The first injunction of the BYU Honor Code is the call to “be honest.” Students come to the university not only to improve their minds, gain knowledge, and develop skills that will assist them in their life’s work, but also to build character. President David O. McKay taught that “character is the highest aim of education” ( The Aims of a BYU Education, p. 6). It is the purpose of the BYU Academic Honesty Policy to assist in fulfilling that aim. BYU students should seek to be totally honest in their dealings with others. They should complete their own work and be evaluated based upon that work. They should avoid academic dishonesty and misconduct in all its forms, including but not limited to plagiarism, fabrication or falsification, cheating, and other academic misconduct.

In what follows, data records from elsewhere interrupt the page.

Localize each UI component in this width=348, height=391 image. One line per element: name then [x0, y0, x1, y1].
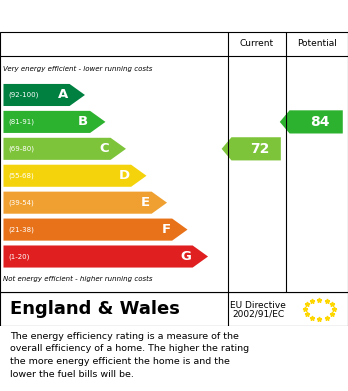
Polygon shape	[3, 219, 188, 240]
Text: A: A	[57, 88, 68, 102]
Text: 2002/91/EC: 2002/91/EC	[232, 310, 284, 319]
Polygon shape	[3, 111, 105, 133]
Text: (55-68): (55-68)	[9, 172, 34, 179]
Polygon shape	[3, 165, 147, 187]
Text: F: F	[161, 223, 171, 236]
Text: Very energy efficient - lower running costs: Very energy efficient - lower running co…	[3, 66, 153, 72]
Text: Energy Efficiency Rating: Energy Efficiency Rating	[69, 9, 279, 23]
Text: (69-80): (69-80)	[9, 145, 35, 152]
Text: G: G	[180, 250, 191, 263]
Text: The energy efficiency rating is a measure of the
overall efficiency of a home. T: The energy efficiency rating is a measur…	[10, 332, 250, 379]
Text: E: E	[141, 196, 150, 209]
Text: (39-54): (39-54)	[9, 199, 34, 206]
Text: (92-100): (92-100)	[9, 92, 39, 98]
Polygon shape	[280, 110, 343, 133]
Polygon shape	[3, 84, 85, 106]
Text: 84: 84	[310, 115, 330, 129]
Text: C: C	[99, 142, 109, 155]
Text: Potential: Potential	[297, 39, 337, 48]
Polygon shape	[3, 192, 167, 214]
Text: (21-38): (21-38)	[9, 226, 34, 233]
Text: England & Wales: England & Wales	[10, 300, 180, 318]
Polygon shape	[222, 137, 281, 160]
Text: D: D	[118, 169, 129, 182]
Polygon shape	[3, 246, 208, 267]
Text: 72: 72	[250, 142, 269, 156]
Polygon shape	[3, 138, 126, 160]
Text: (81-91): (81-91)	[9, 118, 35, 125]
Text: Not energy efficient - higher running costs: Not energy efficient - higher running co…	[3, 276, 153, 282]
Text: (1-20): (1-20)	[9, 253, 30, 260]
Text: Current: Current	[240, 39, 274, 48]
Text: EU Directive: EU Directive	[230, 301, 286, 310]
Text: B: B	[78, 115, 88, 128]
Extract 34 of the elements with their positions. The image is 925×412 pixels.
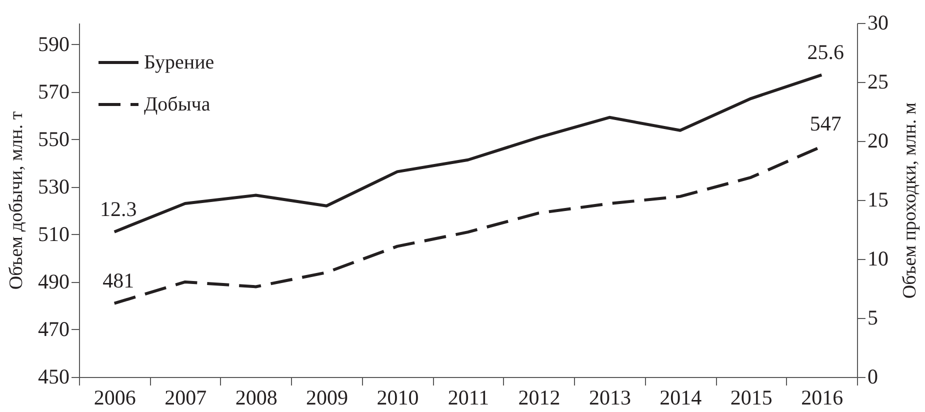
y-tick-label: 510 [38, 222, 70, 246]
legend-label: Добыча [144, 94, 210, 116]
y-tick-label: 590 [38, 32, 70, 56]
x-tick-label: 2010 [376, 386, 419, 410]
x-tick-label: 2013 [588, 386, 631, 410]
y2-tick-label: 25 [868, 70, 888, 94]
y-tick-label: 470 [38, 316, 70, 341]
data-label: 481 [102, 268, 134, 292]
x-tick-label: 2014 [660, 386, 702, 410]
x-tick-label: 2009 [306, 386, 348, 410]
y2-tick-label: 20 [868, 128, 888, 152]
y2-tick-label: 15 [868, 188, 888, 212]
data-label: 25.6 [807, 40, 844, 64]
y2-tick-label: 5 [868, 306, 878, 330]
y2-tick-label: 0 [868, 364, 878, 388]
x-tick-label: 2011 [448, 386, 490, 410]
legend-label: Бурение [144, 52, 214, 74]
y2-axis-title: Объем проходки, млн. м [900, 102, 920, 299]
y-tick-label: 550 [38, 126, 70, 151]
x-tick-label: 2012 [518, 386, 560, 410]
y-axis-title: Объем добычи, млн. т [6, 110, 27, 290]
data-label: 12.3 [100, 196, 137, 221]
y-tick-label: 450 [38, 364, 70, 388]
x-tick-label: 2008 [235, 386, 278, 410]
x-tick-label: 2015 [730, 386, 772, 410]
x-tick-label: 2016 [801, 386, 844, 410]
x-tick-label: 2006 [94, 386, 136, 410]
y2-tick-label: 30 [868, 10, 888, 34]
y2-tick-label: 10 [868, 246, 888, 270]
y-tick-label: 530 [38, 174, 70, 198]
x-tick-label: 2007 [164, 386, 207, 410]
y-tick-label: 570 [38, 79, 70, 104]
data-label: 547 [810, 112, 842, 136]
y-tick-label: 490 [38, 269, 70, 294]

Preventing Sexual Harassment:
Title IX of the Education Amendments of 1972 prohibits sex discrimination against any participant in an educational program or activity that receives federal funds. The act is intended to eliminate sex discrimination in education. Title IX covers discrimination in programs, admissions, activities, and student-to-student sexual harassment. BYU’s policy against sexual harassment extends not only to employees of the university, but to students as well. If you encounter unlawful sexual harassment or gender based discrimination, please talk to your professor, or contact the BYU Title IX Office at 801-422-8692.
Students with Disabilities:
Brigham Young University is committed to providing a working and learning atmosphere, which reasonably accommodates qualified persons with disabilities. If you have any disability which may impair your ability to complete this course successfully, please contact the University Accessibility Center (UAC) Office (422-2767). Reasonable academic accommodations are reviewed for all students who have qualified, documented disabilities. Services are coordinated with the student and instructor by the UAC Office. If you need assistance or if you feel you have been unlawfully discriminated against on the basis of disability, you may seek resolution through established grievance policy and procedures. You should contact the Equal Employment Office at 422-5895, D-285 ASB.
A classroom is similar to the workplace. In the workplace, it is illegal to discriminate based on race, color, religion, gender, national origin, disability, or age. Furthermore, we believe Christ would never belittle anyone based on their race, color, religion, gender, national origin, disability, or age. Therefore, we feel strongly that no one in a classroom should be belittled for any reason. If you experience such an offense in any class in this Department (caused either by the instructor or a fellow student), we strongly encourage you to contact the Department Chair.
Dress and Grooming:
“The dress and grooming of both men and women should always be modest, neat, and clean consistent with the dignity adherent to representing The Church of Jesus Christ of Latter-day Saints and any of its institutions of higher education.” Students understand and have committed to obey this policy, thus instructors or other students should never be placed in the uncomfortable situation of having to remind someone of adhering to the sacred honor they have pledged.
Use of Technology in the Classroom:
Technology is an essential part of today’s learning environment. However, technology, when used inappropriately, can also hinder learning. Most students have, at some point, sat next to students who use their laptop or phone inappropriately. Unfortunately, other people who are sitting around such students are often distracted by this behavior and classroom learning decreases. Please respect your fellow students and professors and refrain from distractive behavior.